海上自衛隊と米豪印の海軍が共同訓練開始 中国念頭に連携確認

アメリカ国防総省は、日本の海上自衛隊とアメリカ、インド、オーストラリアの海軍による共同訓練を開始したと発表し、中国を念頭にした4か国の安全保障面での連携を確認するねらいがあるとみられます。

アメリカ国防総省のカービー報道官は12日、記者会見で、日本の海上自衛隊とアメリカ、インド、オーストラリアの海軍による共同訓練、「マラバール」を開始したと発表しました。

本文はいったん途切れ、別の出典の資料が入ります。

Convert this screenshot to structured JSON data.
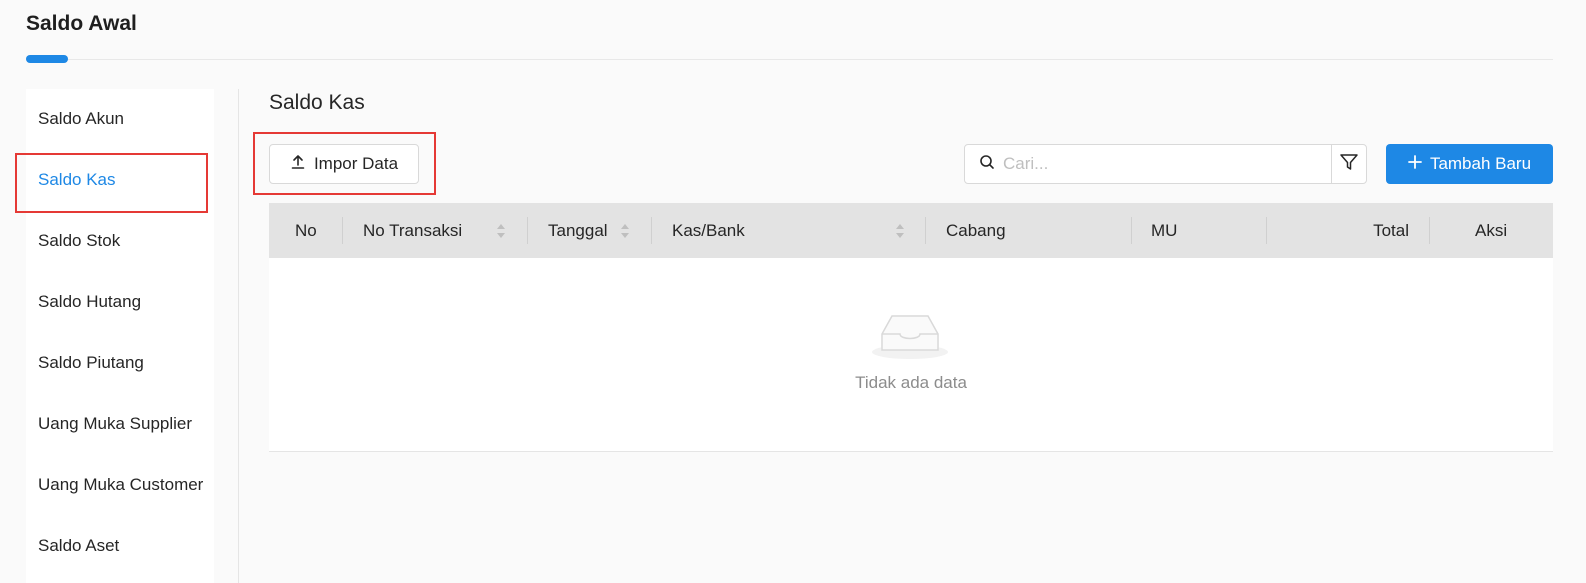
{
  "page": {
    "title": "Saldo Awal"
  },
  "sidebar": {
    "items": [
      {
        "label": "Saldo Akun"
      },
      {
        "label": "Saldo Kas",
        "active": true
      },
      {
        "label": "Saldo Stok"
      },
      {
        "label": "Saldo Hutang"
      },
      {
        "label": "Saldo Piutang"
      },
      {
        "label": "Uang Muka Supplier"
      },
      {
        "label": "Uang Muka Customer"
      },
      {
        "label": "Saldo Aset"
      }
    ]
  },
  "main": {
    "section_title": "Saldo Kas",
    "import_label": "Impor Data",
    "search_placeholder": "Cari...",
    "add_label": "Tambah Baru",
    "table": {
      "columns": [
        "No",
        "No Transaksi",
        "Tanggal",
        "Kas/Bank",
        "Cabang",
        "MU",
        "Total",
        "Aksi"
      ],
      "sortable": [
        "No Transaksi",
        "Tanggal",
        "Kas/Bank"
      ],
      "rows": [],
      "empty_text": "Tidak ada data"
    }
  },
  "colors": {
    "accent": "#1e88e5",
    "highlight": "#e53935",
    "header_bg": "#e3e3e3"
  },
  "icons": [
    "upload-icon",
    "search-icon",
    "filter-icon",
    "plus-icon",
    "sort-icon",
    "empty-inbox-icon"
  ]
}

訓練は、インド近海で行われていて、カービー報道官は「同盟国などとの結束を強化したい」と強調しました。

アメリカのバイデン政権は中国に対抗していくうえで、「クアッド」と呼ばれる日本とオーストラリア、それにインドの4か国による連携を重視しています。

4か国をめぐっては、アメリカで先月、首脳による初めての対面での会合が開かれましたが、中国を過度に刺激したくないとされるインドに配慮して安全保障分野での協力をアピールする姿勢は抑えるなど、参加国の間の温度差も指摘されています。

それだけに、バイデン政権としては、今回の訓練を通じて、急速に軍事力を増強する中国を念頭にした4か国の安全保障面での連携を確認するねらいがあるとみられます。

木原官房副長官「結束をさらに深めたい」

木原官房副長官は午前の記者会見で「民主主義や法の支配といった基本的価値観を共有する、日米印豪『クアッド』4か国が緊密に連携していくということで『自由で開かれたインド太平洋』の維持・強化を進めていくうえで、極めて重要なものだ。訓練で、結束をさらに深めていきたいし、深められると承知している」と述べました。